The Israeli military said its forces fired at a threat near a UN peacekeeping mission position on Friday, October 11, in southern Lebanon, and acknowledged that a "hit" was responsible for wounding two people, after an inital examination of the incident.
Israeli "soldiers operating in southern Lebanon identified an immediate threat against them. The soldiers responded with fire toward the threat. An initial examination indicates that during the incident, a hit was identified on a UNIFIL post, located approximately 50 meters (yards) from the source of the threat, resulting in the injury of two UNIFIL personnel," the statement said.
It came after the UN mission said two of its peacekeepers were injured after explosions close to an observation tower at its Naqura headquarters. It was the second incident of its kind reported by UNIFIL in two days, after two other Blue Helmets were injured on Thursday, sparking global condemnation.
Hours before Friday's incident, "the IDF instructed UNIFIL personnel to enter into protected spaces and remain there.

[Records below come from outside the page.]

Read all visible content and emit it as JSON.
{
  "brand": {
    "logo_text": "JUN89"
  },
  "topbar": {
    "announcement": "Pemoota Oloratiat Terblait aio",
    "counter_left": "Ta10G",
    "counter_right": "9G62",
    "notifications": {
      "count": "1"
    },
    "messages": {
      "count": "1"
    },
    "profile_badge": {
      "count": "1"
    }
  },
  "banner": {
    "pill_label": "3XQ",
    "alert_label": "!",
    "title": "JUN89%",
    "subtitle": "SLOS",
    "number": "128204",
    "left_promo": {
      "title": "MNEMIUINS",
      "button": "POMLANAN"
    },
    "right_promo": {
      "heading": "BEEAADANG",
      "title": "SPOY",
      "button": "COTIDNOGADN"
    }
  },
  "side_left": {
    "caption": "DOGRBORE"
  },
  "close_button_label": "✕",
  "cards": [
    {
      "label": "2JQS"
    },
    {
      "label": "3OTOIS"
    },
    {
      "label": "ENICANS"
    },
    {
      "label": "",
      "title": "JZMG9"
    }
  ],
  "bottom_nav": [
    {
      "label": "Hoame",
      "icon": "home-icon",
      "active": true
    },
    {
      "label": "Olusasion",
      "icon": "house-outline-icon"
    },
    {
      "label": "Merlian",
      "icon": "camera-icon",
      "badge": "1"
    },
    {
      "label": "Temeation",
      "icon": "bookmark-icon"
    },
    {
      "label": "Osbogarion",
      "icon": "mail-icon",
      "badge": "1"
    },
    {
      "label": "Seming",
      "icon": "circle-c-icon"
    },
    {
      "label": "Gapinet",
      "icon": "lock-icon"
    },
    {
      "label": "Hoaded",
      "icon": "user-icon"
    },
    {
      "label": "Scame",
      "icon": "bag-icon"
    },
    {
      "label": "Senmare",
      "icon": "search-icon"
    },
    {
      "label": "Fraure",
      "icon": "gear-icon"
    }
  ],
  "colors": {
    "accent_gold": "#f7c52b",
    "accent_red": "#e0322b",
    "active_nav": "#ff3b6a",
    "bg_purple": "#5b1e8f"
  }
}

This instruction was in place at the time of the incident," the military added.
The statement came shortly after the military said it was "conducting a thorough review" to determine details of attacks on UN peacekeepers in southern Lebanon, after the four mission members were injured. "The IDF expresses deep concern over incidents of this kind and is currently conducting a thorough review at the highest levels of command to determine the details," the military said.
UN peacekeepers patrolling the Lebanese side of the border with Israel have been thrust into the violence of the Israel-Hezbollah war that has killed more than 1,200 people in Lebanon, according to an AFP tally of Lebanese health ministry figures, and displaced a million others.
Lebanese militant group Hezbollah on Friday, October 11 warned Israelis to stay away from Israeli army sites in residential areas in the north of the country.
"The Israeli enemy army uses the homes" of Israelis in north Israel and has military bases inside residential "neighborhoods in major occupied cities such as Haifa, Tiberias, Acre," it said in a statement in Arabic and Hebrew.
'Totally unacceptable'
Meanwhile, US special envoy to Lebanon Amos Hochstein on Friday told local media that the United States was working "non-stop" towards a ceasefire in the country.
"We want the whole conflict to end," he told Lebanese television channel LBC from Washington. "We are working on this non-stop."
Reviewing the latest developments, Hochstein said reports that Israel hit UN peacekeeping positions in south Lebanon on Friday were "totally unacceptable."
"We have a continued campaign of bombing in Beirut. It needs to stop," he said.
"We're trying to bring this bombing to a close. We don't like this campaign of bombings in densely populated Beirut," Hochstein said. Earlier on Friday, Lebanese Prime Minister Najib Mikati urged the United Nations to pass a resolution calling for an "immediate" ceasefire between Israel and Hezbollah.